Corporatism started out as an ideal advanced by 19th-century European thinkers, including leaders of the Catholic church, who envisioned a system based on private enterprise and religion in which workers, entrepreneurs and the state could come together for the common good. But in the 1960s, leftist academics and libertarian theorists retooled the term to reject aspects of American capitalism, either because it was too oriented toward corporate profits, as some on the left saw it, or because it was too limited by government regulation and welfare benefits, as libertarians argued.


fake news — Phony news stories ginned up to support or undermine politicians or governments have been around as long as real news has. Trump’s use of the term to diminish the credibility of news organizations whose reports he objects to is also not new. Politicians around the world, and especially populists and nationalists, have long found it useful to attack independent or oppositional news sources as propagandists and liars.

As far back as the 16th century, Roman political operatives composed nasty sonnets about the candidates they opposed and posted them for voters to read, according to the historian Robert Darnton. In the United States before the Civil War, fake news about rapes and assaults by slaves sometimes sparked attacks against slaves by white mobs. And in the 1930s and ‘40s, Adolf Hitler’s Nazi party used fake news accounts of purported crimes by Jews to spur Germans to attack their Jewish neighbors. Accusations of fake news by political extremists have been used through the centuries to deepen divisions in societies to help minority parties gain a foothold on power.

In the late 1960s and early 1970s, President Richard Nixon carried on a sustained attack on newspapers and TV networks that he believed were fomenting opposition to his policies. “We saw the media as the part of opposition, just as Bannon does,” said Patrick Buchanan, an architect of Nixon’s anti-media strategy. “The media had power, so you have to go ahead and do the things you need to do to defeat them. The media provided the intellectual support for the Democrats on the Hill.”
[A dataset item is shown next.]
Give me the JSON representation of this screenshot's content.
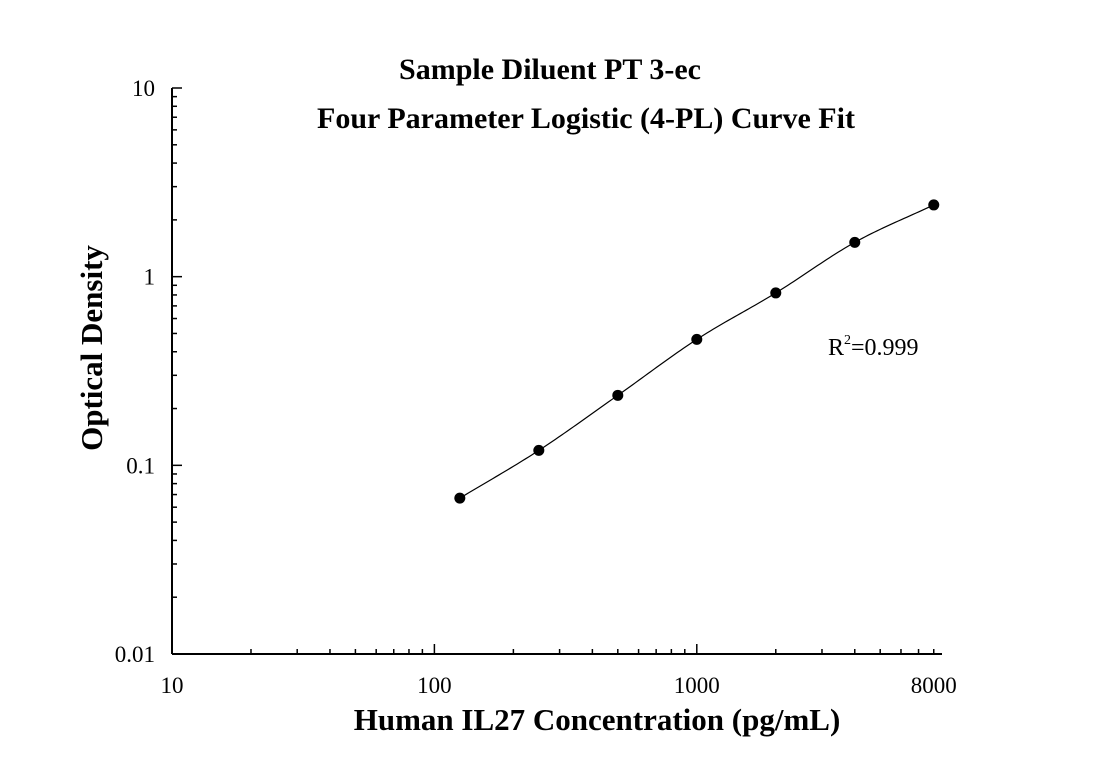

Trump’s criticism of news reporters works, Buchanan said, because it appeals to exactly the group of voters who support him — people who often believe that news companies are elitist institutions with a condescending attitude toward their customers.
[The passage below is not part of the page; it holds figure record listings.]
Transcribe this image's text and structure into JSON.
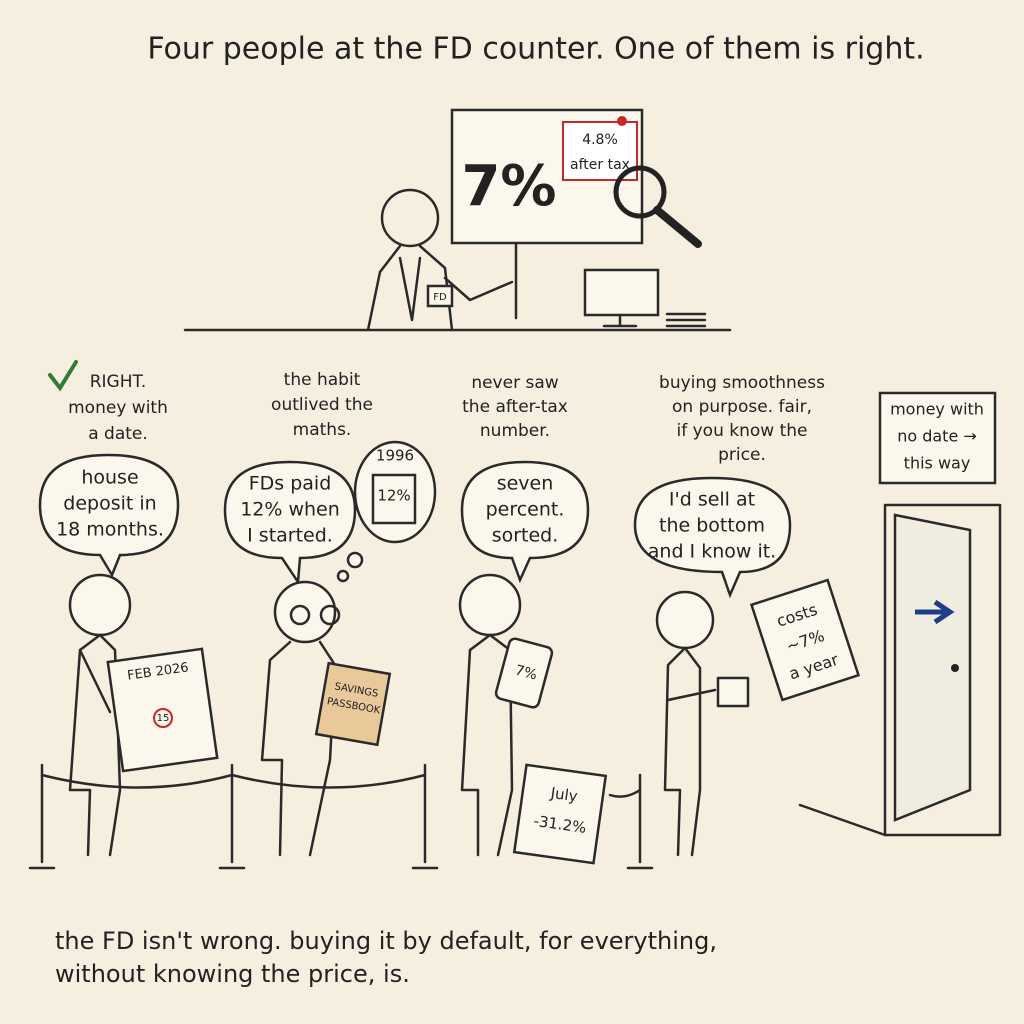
{
  "title": "Four people at the FD counter. One of them is right.",
  "sign": {
    "main": "7%",
    "note": [
      "4.8%",
      "after tax"
    ]
  },
  "teller": {
    "badge": "FD"
  },
  "people": [
    {
      "annotation": [
        "RIGHT.",
        "money with",
        "a date."
      ],
      "speech": [
        "house",
        "deposit in",
        "18 months."
      ],
      "prop": [
        "FEB 2026",
        "15"
      ]
    },
    {
      "annotation": [
        "the habit",
        "outlived the",
        "maths."
      ],
      "speech": [
        "FDs paid",
        "12% when",
        "I started."
      ],
      "thought": [
        "1996",
        "12%"
      ],
      "prop": [
        "SAVINGS",
        "PASSBOOK"
      ]
    },
    {
      "annotation": [
        "never saw",
        "the after-tax",
        "number."
      ],
      "speech": [
        "seven",
        "percent.",
        "sorted."
      ],
      "prop": [
        "7%"
      ],
      "paper": [
        "July",
        "-31.2%"
      ]
    },
    {
      "annotation": [
        "buying smoothness",
        "on purpose. fair,",
        "if you know the",
        "price."
      ],
      "speech": [
        "I'd sell at",
        "the bottom",
        "and I know it."
      ],
      "tag": [
        "costs",
        "~7%",
        "a year"
      ]
    }
  ],
  "door_sign": [
    "money with",
    "no date →",
    "this way"
  ],
  "footer": [
    "the FD isn't wrong. buying it by default, for everything,",
    "without knowing the price, is."
  ]
}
America first — “From this day forward, it’s going to be only America first,” President Trump said in his inaugural address. ‘America first’ is not merely a statement of nationalist pride; it’s a slogan that candidates and movements have used periodically in three centuries of American politics to connote various degrees of isolationism and opposition to immigration and foreign influences.

From George Washington’s warning against foreign entanglements in 1796 through congressional opposition to America joining Woodrow Wilson’s League of Nations in 1919 and on to the grass-roots resistance to engaging in World War II, some Americans — usually through fringe movements such as Charles Lindbergh’s America First Committee in the 1940s or the American First Party that supporters of Patrick Buchanan created in 2002 — have argued that the nation’s economic health and cultural identity require taking advantage of our oceanic distance from other world powers to stick primarily to ourselves.

To Lindbergh, ‘America first’ meant staying neutral in World War II to maintain “an independent American destiny.” It also meant blaming American Jews for pushing the United States toward war and for twisting public opinion through their purported control of the media. “America first” supporters have almost uniformly contended that most Americans supported their cause but that the news media refused to reflect that reality. Lindbergh, Buchanan and Trump have all made that argument, despite opinion surveys to the contrary. Until Trump, candidates from ‘America first’ movements have failed to win elections. Now one has.